Anger boils inside of me. I have no doubt that what Maddox is saying is not all that far from the truth. Calvin Hayes seems like that kind a sadistic fuck who would do something like that to her. In his eyes, control is the ultimate power.
Kennedy clenches her fists and grits her teeth, “What does that mean for future heats?”
“Well that's where the good news comes in. Heat suppressants won’t permanently stop your heats. It's only a temporary thing. While it may take some time for you to get your first one as your body adjusts back, you will get a heat.”
Kennedy sighs and instantly relaxes into Theo’s lap. It’s only for a moment before she is shooting back up again.
“Does that mean I am able to fall pregnant? Will I be able to have a baby?”
The desperation in her voice breaks my heart. It's clear just how much she wants to have a baby with us. While I love the idea of having a family with her, I hate the idea that she is already putting so much pressure on herself.
Maddox gives her a sad smile, “Yes Kennedy.

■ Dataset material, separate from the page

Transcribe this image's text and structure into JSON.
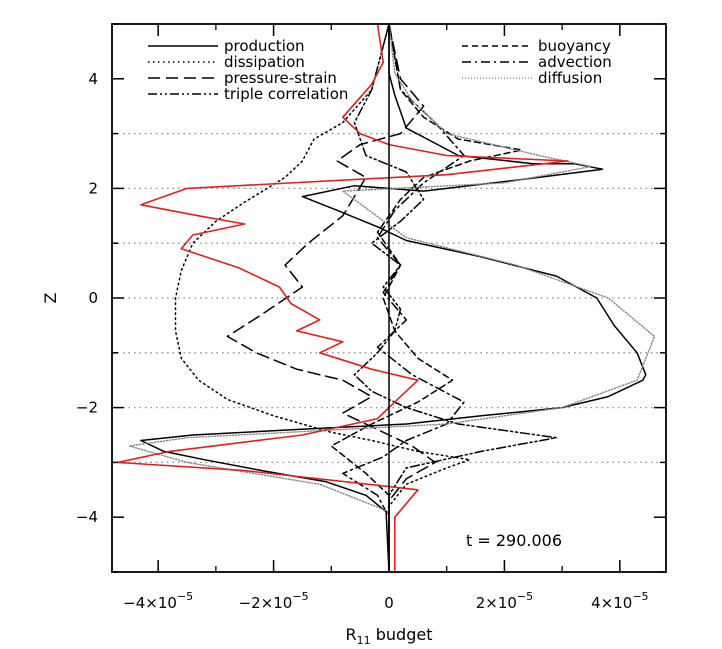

You still have every chance of falling pregnant.”
Kennedy begins nodding until eventually a sob chokes her and her tears begin to fall.
Instantly, I’m right at her side. Grabbing her hand, I pull it to my lips and kiss it. Her grip on my hand tightens as she pulls me into her. Ledger grunts as he too is pulled into Kennedy’s arms.
“We can have a baby. One day we can have a baby. Have a real family.”
Her words spoken through sobs that break my heart; I can’t help my own tears from falling for our Omega. When she is ready, I know each one of us will not stop until she gets her wish. We won’t spare a single cent on bringing what is clearly a dream of hers to life.